No.131 目は口ほどに
2020/09/16
ようやく、4月からの2020年前期の授業が修了した。緊急事態宣言による休校に始まり、オンライン授業の導入、そして対面授業再開、さらに対面授業とオンライン授業の併用…これほど目まぐるしく変化した学期は、もちろん経験したことがない。そして、学生と日々マスク姿で向き合うというのも、長くなった日本語教師生活で初めてのことである。
マスクに関しては、このコロナ禍の報道でたびたび取り上げられているが、欧米などでは感染拡大が深刻な状況でも、マスク着用を拒否する人が少なくないといった報道も見かける。

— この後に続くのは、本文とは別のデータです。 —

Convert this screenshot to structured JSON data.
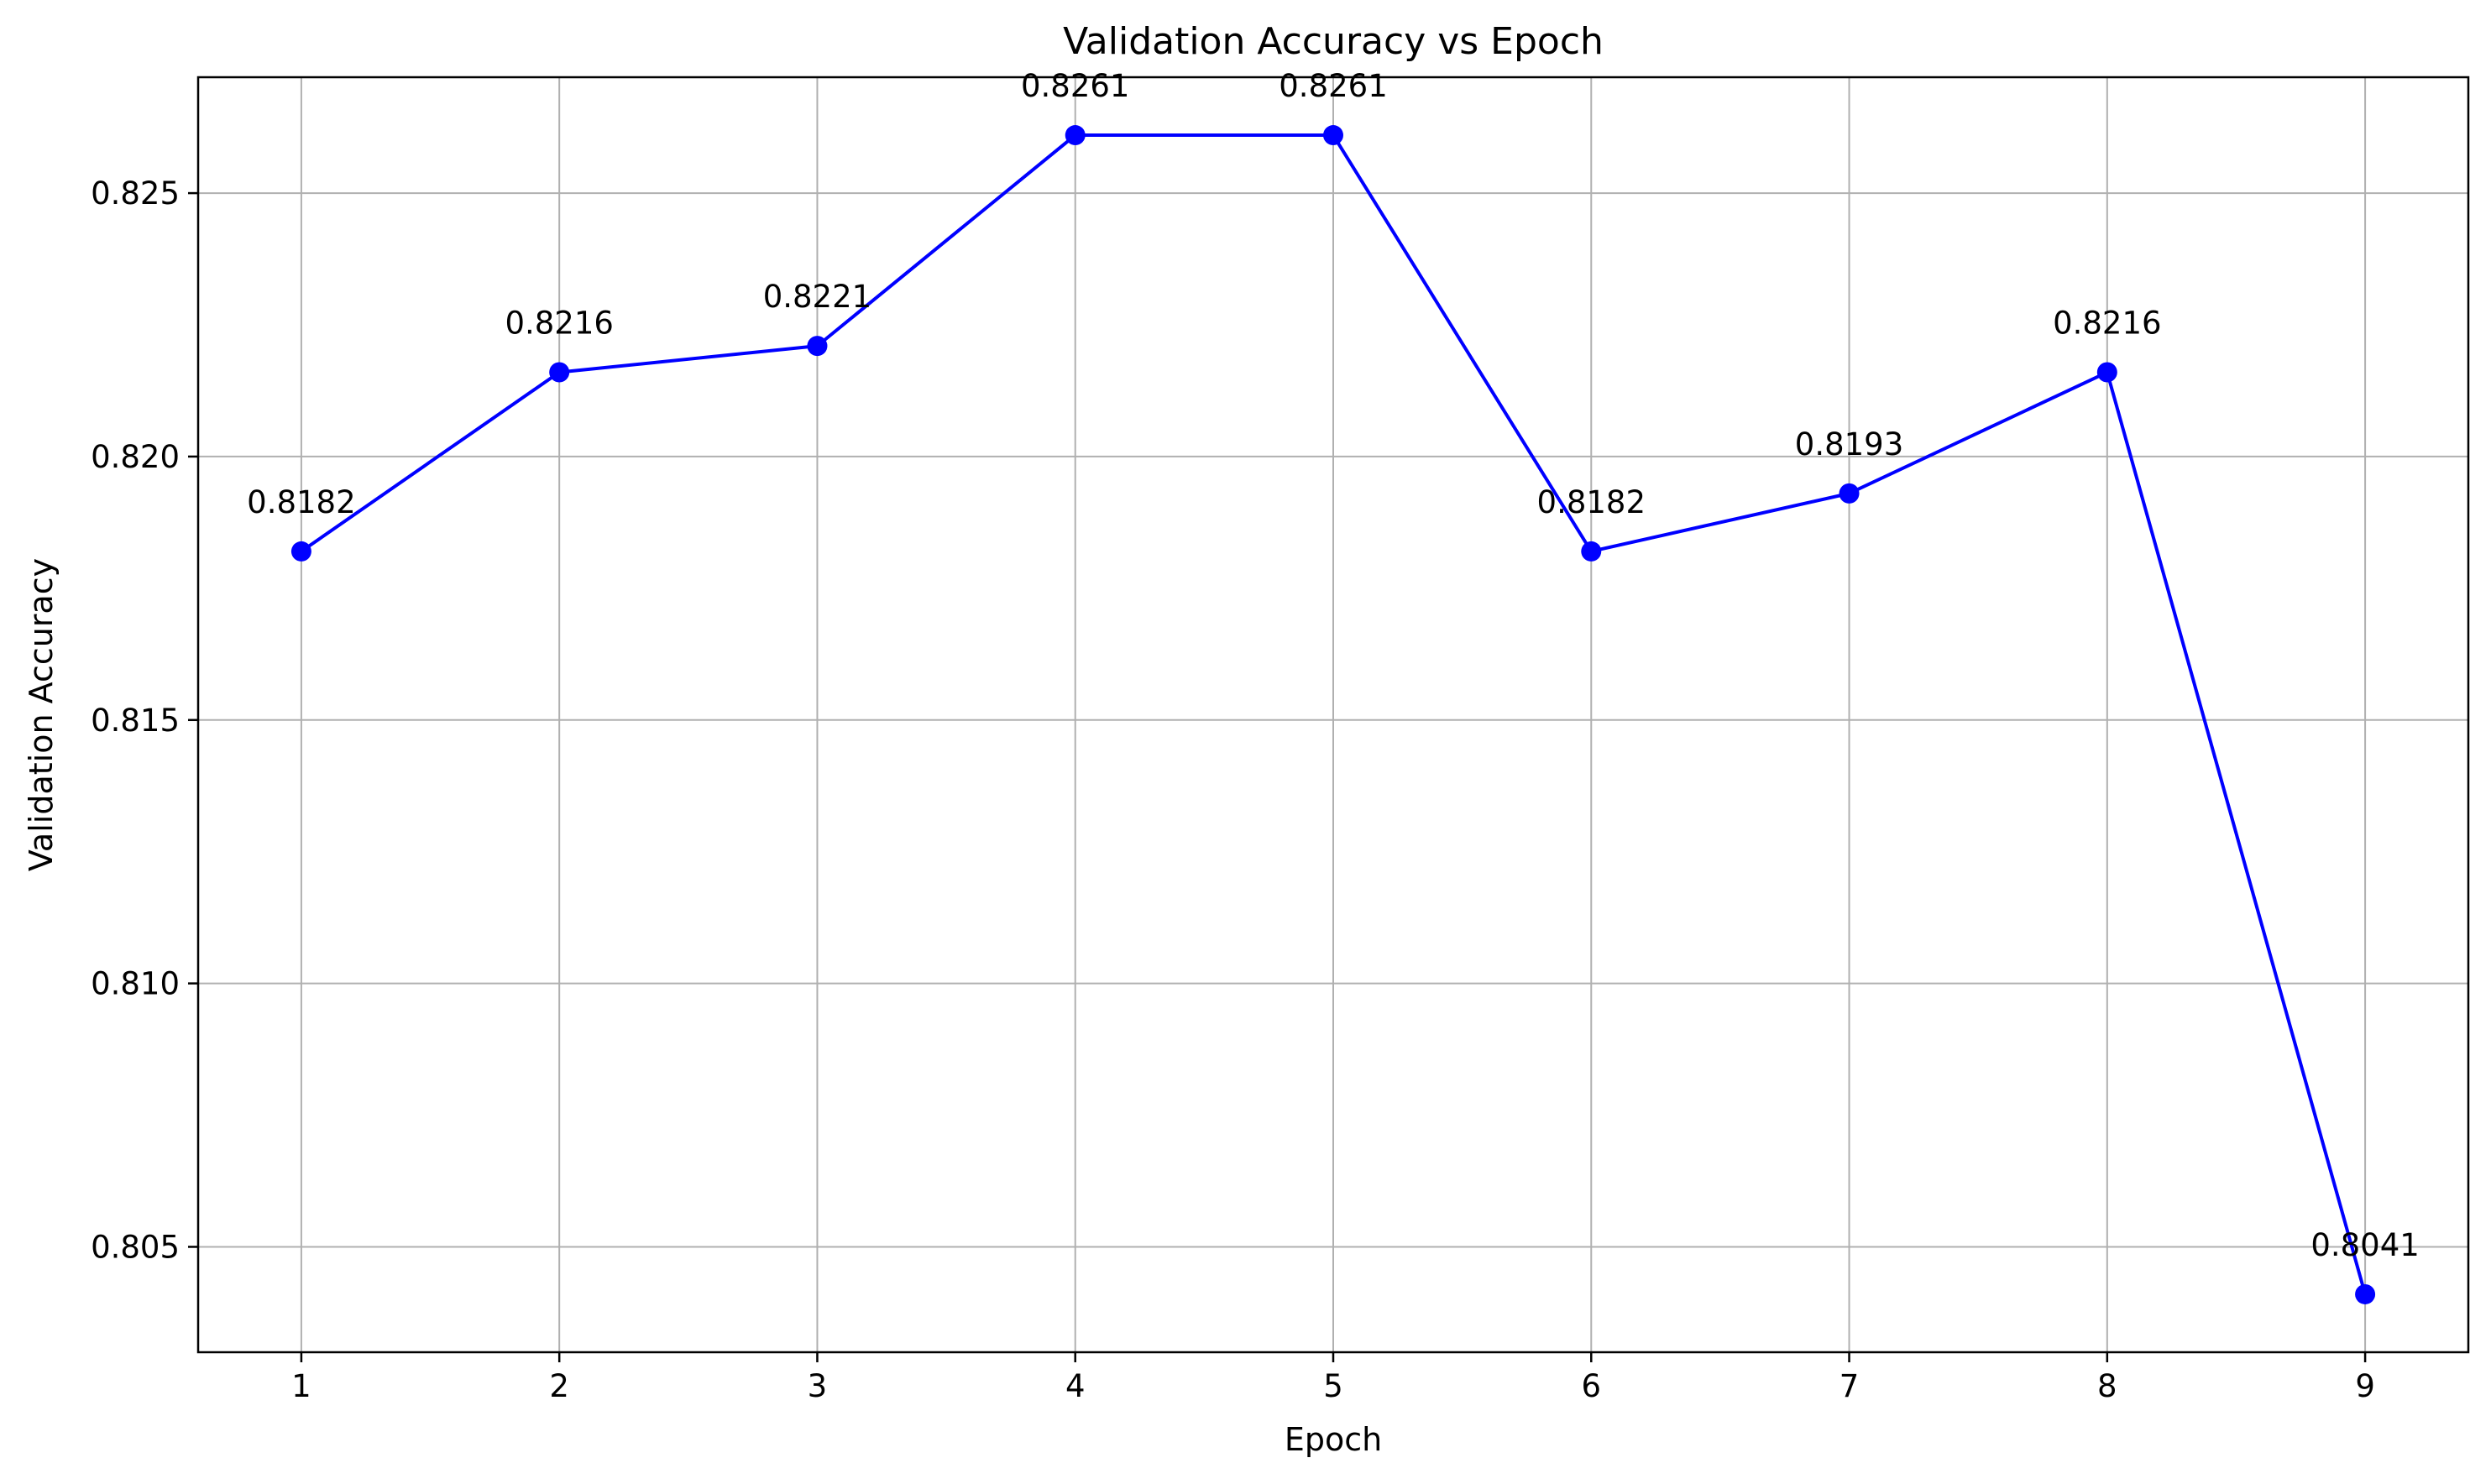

もともとマスクの習慣がある日本人にとっては、むしろ自主的に着用している感さえあるが、果たしてこの違いは何なのか。その答えになりそうな記事を、偶然ネットで見つけた。
ある大学の研究によれば、日本人は目元から人の感情を読み取り、鼻から下はあまり見ない。だから、マスクをしていても相手の感情が読めるという安心感がある。まさに「目は口ほどに物を言う」である。対して、欧米人は目元だけではなく口元にも注目し、そこから感情を読み取ろうとする傾向があるらしい。ゆえに、マスクなどで口元が隠れている相手には恐怖心を感じることがあるのだ、というような内容だった。なるほど、と思わず膝を打った。そう考えると、日常的なマスク着用を拒否する心理も、少なからず理解できるような気がしてきた。

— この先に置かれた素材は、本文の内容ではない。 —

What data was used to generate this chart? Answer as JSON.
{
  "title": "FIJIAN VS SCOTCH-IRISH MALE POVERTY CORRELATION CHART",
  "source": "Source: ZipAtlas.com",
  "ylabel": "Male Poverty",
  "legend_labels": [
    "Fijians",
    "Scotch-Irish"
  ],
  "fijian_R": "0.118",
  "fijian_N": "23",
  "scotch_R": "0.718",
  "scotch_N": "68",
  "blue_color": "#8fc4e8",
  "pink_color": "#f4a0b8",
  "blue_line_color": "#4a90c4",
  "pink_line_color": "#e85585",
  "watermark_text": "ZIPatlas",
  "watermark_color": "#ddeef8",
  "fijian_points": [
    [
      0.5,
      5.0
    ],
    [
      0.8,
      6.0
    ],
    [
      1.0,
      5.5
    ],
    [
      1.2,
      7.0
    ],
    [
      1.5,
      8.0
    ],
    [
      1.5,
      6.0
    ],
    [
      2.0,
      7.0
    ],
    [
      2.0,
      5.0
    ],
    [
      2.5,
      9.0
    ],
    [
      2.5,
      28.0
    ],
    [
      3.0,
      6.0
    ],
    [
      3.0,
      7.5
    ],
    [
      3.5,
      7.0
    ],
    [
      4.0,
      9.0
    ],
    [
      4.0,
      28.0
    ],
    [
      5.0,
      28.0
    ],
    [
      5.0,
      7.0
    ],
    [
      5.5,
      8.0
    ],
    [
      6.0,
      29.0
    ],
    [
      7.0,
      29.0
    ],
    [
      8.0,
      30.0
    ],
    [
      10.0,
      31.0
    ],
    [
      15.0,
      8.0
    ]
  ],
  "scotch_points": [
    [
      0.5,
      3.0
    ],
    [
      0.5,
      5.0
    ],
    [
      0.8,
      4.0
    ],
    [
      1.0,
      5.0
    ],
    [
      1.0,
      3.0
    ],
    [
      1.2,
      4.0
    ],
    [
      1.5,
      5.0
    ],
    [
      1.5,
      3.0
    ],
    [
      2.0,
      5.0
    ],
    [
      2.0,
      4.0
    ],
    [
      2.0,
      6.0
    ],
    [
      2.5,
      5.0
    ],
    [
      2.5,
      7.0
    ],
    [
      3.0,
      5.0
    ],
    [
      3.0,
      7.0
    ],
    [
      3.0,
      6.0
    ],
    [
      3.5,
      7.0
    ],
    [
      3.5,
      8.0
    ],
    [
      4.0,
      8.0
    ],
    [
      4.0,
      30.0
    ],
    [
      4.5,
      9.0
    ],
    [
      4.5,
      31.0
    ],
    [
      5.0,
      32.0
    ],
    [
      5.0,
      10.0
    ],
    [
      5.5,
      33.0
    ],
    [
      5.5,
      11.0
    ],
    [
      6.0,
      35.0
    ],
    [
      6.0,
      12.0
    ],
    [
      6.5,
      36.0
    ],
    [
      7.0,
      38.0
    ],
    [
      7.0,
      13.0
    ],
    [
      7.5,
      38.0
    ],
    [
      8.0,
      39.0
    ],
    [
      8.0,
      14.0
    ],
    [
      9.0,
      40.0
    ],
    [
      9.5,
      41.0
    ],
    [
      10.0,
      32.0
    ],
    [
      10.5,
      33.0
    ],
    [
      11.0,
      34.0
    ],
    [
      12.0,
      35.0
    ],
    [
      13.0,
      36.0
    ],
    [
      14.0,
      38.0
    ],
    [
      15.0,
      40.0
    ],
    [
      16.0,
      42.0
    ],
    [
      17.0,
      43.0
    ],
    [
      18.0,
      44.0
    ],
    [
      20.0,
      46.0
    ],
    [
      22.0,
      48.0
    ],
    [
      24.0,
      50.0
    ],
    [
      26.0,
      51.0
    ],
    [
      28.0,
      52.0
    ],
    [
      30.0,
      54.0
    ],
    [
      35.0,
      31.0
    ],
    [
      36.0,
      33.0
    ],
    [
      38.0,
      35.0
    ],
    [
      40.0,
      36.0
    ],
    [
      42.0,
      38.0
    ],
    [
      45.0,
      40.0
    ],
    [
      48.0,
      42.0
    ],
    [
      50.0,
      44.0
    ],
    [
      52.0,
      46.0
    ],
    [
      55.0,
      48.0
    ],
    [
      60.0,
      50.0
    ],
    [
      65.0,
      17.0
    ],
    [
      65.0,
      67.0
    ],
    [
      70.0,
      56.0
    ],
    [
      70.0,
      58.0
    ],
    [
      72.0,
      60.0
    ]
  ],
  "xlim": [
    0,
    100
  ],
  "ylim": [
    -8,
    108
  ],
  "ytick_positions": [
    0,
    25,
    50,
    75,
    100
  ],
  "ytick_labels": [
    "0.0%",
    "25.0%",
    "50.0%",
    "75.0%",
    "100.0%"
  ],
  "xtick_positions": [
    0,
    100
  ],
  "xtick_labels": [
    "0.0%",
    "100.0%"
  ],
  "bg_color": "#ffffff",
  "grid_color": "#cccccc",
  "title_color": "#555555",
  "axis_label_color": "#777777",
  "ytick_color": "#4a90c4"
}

さて、マスク姿での授業も、何とか前期修了に近づいたある日のこと。休憩時間に一人の学生が私のところにやってきた。目元の表情からすると、深刻な話ではないらしい。「先生、質問があります。『調子に乗る』って、どういう意味ですか」。状況次第では批判めいたニュアンスにもなる表現だ。それを、バイト先の同僚に言われたらしい。「その前に誰かに褒められた?」と尋ねると、嬉しそうに「はい」と言う。笑顔も可愛く、努力家の彼女のこと。店長やお客さんに褒められても不思議はない。「で、すっごく喜んだ?」「はい」「同僚は笑ってた?」「はい」。状況はわかった。これは、微笑ましい場面での「調子に乗る」であると。言葉で説明するのは少し難しかったが、悪い意味ではないと知ると、彼女はとびきりの笑顔で席に戻って行った。

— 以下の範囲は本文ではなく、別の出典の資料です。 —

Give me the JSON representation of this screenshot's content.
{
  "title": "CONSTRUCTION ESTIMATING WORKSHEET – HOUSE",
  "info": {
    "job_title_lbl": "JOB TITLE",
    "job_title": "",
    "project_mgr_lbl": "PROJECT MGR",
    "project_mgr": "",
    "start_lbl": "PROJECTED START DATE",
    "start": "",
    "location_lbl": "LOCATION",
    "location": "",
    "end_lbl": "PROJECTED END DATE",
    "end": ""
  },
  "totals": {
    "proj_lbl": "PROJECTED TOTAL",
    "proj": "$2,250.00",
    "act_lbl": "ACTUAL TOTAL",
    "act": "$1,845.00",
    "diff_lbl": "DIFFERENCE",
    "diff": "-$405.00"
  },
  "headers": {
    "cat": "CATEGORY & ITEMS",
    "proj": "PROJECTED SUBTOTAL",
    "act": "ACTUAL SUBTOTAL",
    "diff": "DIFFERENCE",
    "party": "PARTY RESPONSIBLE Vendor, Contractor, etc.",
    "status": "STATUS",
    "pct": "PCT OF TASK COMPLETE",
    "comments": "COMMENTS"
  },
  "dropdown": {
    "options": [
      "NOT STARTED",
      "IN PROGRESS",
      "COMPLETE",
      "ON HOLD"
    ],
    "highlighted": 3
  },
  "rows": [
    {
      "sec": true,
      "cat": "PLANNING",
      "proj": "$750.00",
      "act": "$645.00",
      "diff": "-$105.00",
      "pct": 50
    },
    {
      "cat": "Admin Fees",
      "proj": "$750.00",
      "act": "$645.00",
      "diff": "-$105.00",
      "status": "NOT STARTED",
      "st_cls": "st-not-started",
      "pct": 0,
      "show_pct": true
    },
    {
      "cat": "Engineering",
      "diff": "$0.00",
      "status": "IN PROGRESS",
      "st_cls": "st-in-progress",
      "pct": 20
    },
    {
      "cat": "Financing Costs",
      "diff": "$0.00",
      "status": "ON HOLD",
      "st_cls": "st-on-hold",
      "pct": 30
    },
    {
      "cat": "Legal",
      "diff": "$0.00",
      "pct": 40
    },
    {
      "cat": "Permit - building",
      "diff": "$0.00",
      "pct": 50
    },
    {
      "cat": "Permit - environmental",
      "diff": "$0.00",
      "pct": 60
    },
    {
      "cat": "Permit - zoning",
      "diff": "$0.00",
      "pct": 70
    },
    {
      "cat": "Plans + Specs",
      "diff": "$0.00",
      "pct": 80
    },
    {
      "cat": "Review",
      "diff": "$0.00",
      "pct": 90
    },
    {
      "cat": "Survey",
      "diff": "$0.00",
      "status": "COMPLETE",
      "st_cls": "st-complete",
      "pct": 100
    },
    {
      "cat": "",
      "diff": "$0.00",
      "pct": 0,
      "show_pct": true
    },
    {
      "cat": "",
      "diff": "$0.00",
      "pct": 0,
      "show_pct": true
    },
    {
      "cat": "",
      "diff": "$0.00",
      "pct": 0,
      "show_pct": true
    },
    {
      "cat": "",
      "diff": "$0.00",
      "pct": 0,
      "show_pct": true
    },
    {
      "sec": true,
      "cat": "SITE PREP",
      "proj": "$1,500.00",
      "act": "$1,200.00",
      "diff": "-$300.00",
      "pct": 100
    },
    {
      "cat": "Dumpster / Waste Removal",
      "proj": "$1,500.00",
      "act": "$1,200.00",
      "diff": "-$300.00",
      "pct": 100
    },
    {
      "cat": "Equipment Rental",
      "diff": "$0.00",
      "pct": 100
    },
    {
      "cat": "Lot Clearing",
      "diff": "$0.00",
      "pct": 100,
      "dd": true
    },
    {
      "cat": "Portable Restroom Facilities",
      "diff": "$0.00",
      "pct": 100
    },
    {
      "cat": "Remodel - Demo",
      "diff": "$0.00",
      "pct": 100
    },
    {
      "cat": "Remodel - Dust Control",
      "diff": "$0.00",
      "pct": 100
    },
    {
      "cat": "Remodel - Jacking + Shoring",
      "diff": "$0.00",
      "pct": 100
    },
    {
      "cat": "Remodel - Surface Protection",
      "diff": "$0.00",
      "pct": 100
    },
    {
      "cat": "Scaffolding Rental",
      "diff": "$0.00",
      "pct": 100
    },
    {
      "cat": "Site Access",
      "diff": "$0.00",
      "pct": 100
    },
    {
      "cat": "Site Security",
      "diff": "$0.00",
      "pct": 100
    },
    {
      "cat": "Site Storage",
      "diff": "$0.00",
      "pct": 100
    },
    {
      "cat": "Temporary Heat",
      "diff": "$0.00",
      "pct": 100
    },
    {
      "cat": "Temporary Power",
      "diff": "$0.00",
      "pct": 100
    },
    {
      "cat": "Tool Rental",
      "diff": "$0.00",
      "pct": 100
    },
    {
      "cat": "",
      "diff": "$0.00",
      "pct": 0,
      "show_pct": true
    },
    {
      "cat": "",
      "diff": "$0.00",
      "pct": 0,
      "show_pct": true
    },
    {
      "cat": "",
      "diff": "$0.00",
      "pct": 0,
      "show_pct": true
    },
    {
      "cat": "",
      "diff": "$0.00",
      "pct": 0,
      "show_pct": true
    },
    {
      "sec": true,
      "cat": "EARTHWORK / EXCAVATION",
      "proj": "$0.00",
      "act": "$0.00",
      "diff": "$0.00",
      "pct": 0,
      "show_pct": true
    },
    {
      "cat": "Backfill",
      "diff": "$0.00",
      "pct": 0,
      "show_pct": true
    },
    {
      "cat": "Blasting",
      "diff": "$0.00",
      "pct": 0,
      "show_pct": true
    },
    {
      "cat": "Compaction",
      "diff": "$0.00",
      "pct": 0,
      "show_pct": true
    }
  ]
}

また、別の日。今度は男子学生が、こんな質問をしてきた。「先生、女の子とコーヒーを飲みに行きたいとき、どう誘ったらいいですか」。かなり直球の相談である。あえて、その相手がどんな人かは聞かなかったが、日本語で聞こうとしているところを見ると、同じ国の子ではないようだ。「こんな感じで誘ってみたら?」と文を書き渡すと、彼もまたマスク越しに笑顔が覗く。目は口ほどに物を言う。学生たちの日常が垣間見えて、私までちょっと嬉しくなった。